L’effet rasoir à double lame
La CSC/CA a exposé sans détours la corruption à tout-va dans l’utilisation de la loi d’urgence pour signer des contrats de gré à gré, sans appel d’offres et sans la moindre transparence. Ainsi, les dirigeants d’un petit groupe de firmes privées ont fait leurs choux gras avec l’argent public. 546 millions de dollars de contrats ont été ainsi signés. Ce coup de boutoir n’était qu’un début, car en février 2015, l’État avait des arriérés de paiement de 180 millions de dollars pour ces contrats signés en 2010. L’effet rasoir à double lame s’est manifesté dans toute sa laideur. Contrairement aux lois qui stipulent que l’avance de démarrage pour l’exécution de travaux ne doit pas dépasser 30% du montant total, le gouvernement a avancé dans des cas bien documentés jusqu’à 60% et même de 72% de ce montant. Par exemple, dans le Nord-Ouest, une firme qui devait construire un pont sur la rivière Barre reliant Anse-à -Foleur à la commune du Borgne a reçu une avance de démarrage représentant 64% du montant du marché depuis décembre 2012. Pourtant, deux ans plus tard, les travaux avaient à peine démarré. La même situation se rencontre à Jérémie où une entreprise a reçu 3.6 millions de dollars sur un montant total de 5 millions de dollars, soit 72%, pour des travaux qui n’avaient pas encore démarré six mois plus tard. Un autre exemple de la gabegie est celui du pont Hyppolite au Cap-Haïtien. Ce projet qui aurait dû être terminé en quatorze (14) mois, est en gestation depuis pratiquement quatre ans.

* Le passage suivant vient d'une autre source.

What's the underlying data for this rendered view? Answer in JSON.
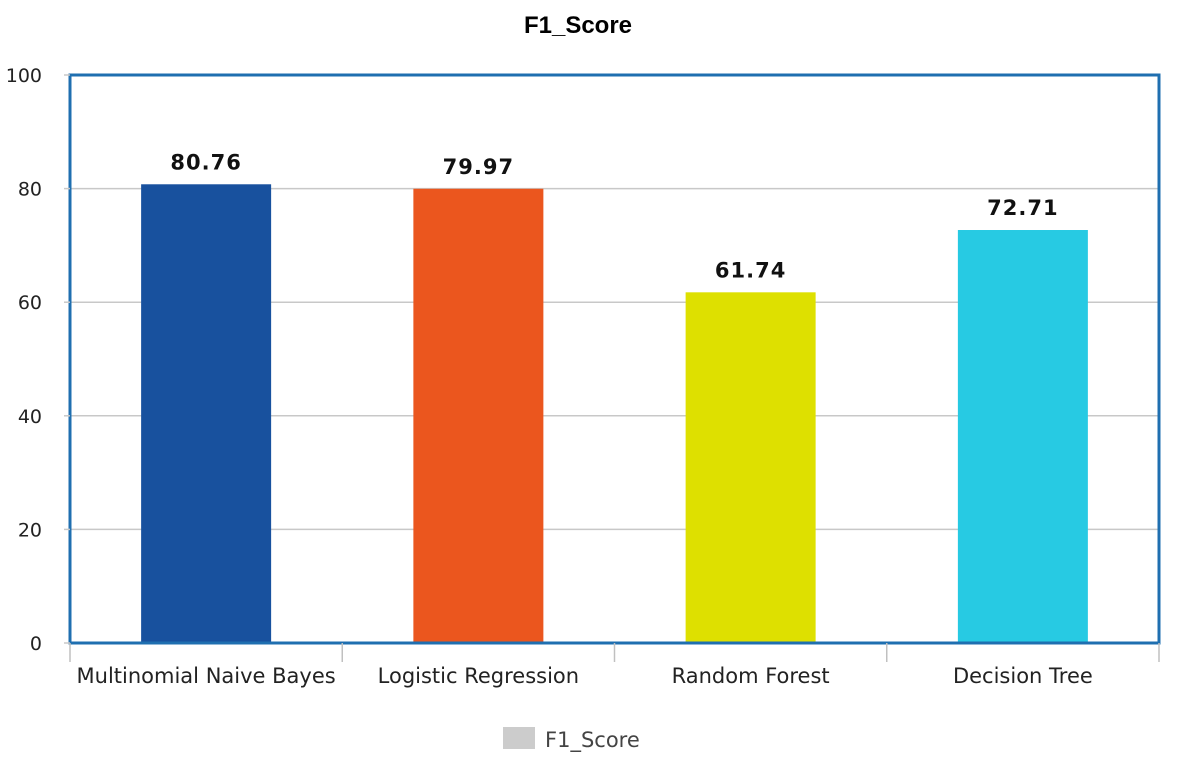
{
  "chart_data": {
    "type": "bar",
    "title": "F1_Score",
    "xlabel": "",
    "ylabel": "",
    "categories": [
      "Multinomial Naive Bayes",
      "Logistic Regression",
      "Random Forest",
      "Decision Tree"
    ],
    "series": [
      {
        "name": "F1_Score",
        "values": [
          80.76,
          79.97,
          61.74,
          72.71
        ],
        "value_labels": [
          "80.76",
          "79.97",
          "61.74",
          "72.71"
        ],
        "colors": [
          "#18519e",
          "#eb561e",
          "#dee000",
          "#27cae3"
        ]
      }
    ],
    "ylim": [
      0,
      100
    ],
    "yticks": [
      0,
      20,
      40,
      60,
      80,
      100
    ],
    "grid": true,
    "legend": {
      "position": "bottom",
      "label": "F1_Score",
      "swatch_color": "#cccccc"
    },
    "frame_color": "#1f6fb0",
    "grid_color": "#c8c8c8"
  }
}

Les forcenés au bracelet rose ne lésinent pas dans leur rage de tout prendre pour eux et pour leurs amis. Un vrai scandale ! De manière générale, d’une part, 52% des 28.4 milliards de gourdes alloués à l’investissement ont été utilisés pour 51 contrats de gré à gré avec trois (3) firmes internationales qui mobilisent ainsi 75% de ces fonds. D’autre part, en ce qui concerne les fonds alloués aux firmes nationales, il convient de signaler que deux firmes ont reçu 42% de l’enveloppe globale des 25.5 milliards de gourdes consacrés à cette catégorie. En estimant qu’il est dans son bon droit, le PHTK et ses associés raflent tout. C’est ce que la CSC/CA a démontré en écrivant : « les dépenses publiques engagées et exécutées au cours des deux dernières années et dont les résultats auraient dû se faire sentir au cours de l’exercice 2013-2014 ont été globalement inefficaces sur le plan interne. En fait, les abus divers qui ont été relevés ne sont susceptibles de garantir ni la performance interne des contrats, ni la performance économique, encore moins de mettre le pays sur la route de 2030[v].» (à suivre)
Historien - Economiste
[i] Human Rights Watch, Rapport mondial 2015 : Haïti, janvier 2015, p. 4.
[ii] « Le choléra menace de nouveau Haïti », Le Devoir, Montréal, 8 mai 2015.
[iii] Justin Elliott, ProPublica et Laura Sullivan, NPR3, « Comment la Croix-Rouge a récolté un demi-milliard de dollars pour Haïti — et construit six maisons », Le Nouvelliste, 3 Juin 2015.
[iv] Leslie Péan, « La corruption rose et les fonds PetroCaribe », AlterPresse, 15, 16, 17, 18, et 19 novembre 2014. Lire également, « La dilapidation des fonds PetroCaribe par le gouvernement Martelly », AlterPresse, 17, 18, 19, 20 et 21 mars 2015.
[v] Cour Supérieure des Comptes et du Contentieux Administratif (CSC/CA), Rapport sur la situation financière et l’efficacité des dépenses publiques pour l’exercice 2013-2014, Port-au-Prince, 17 février 2015, p. 161.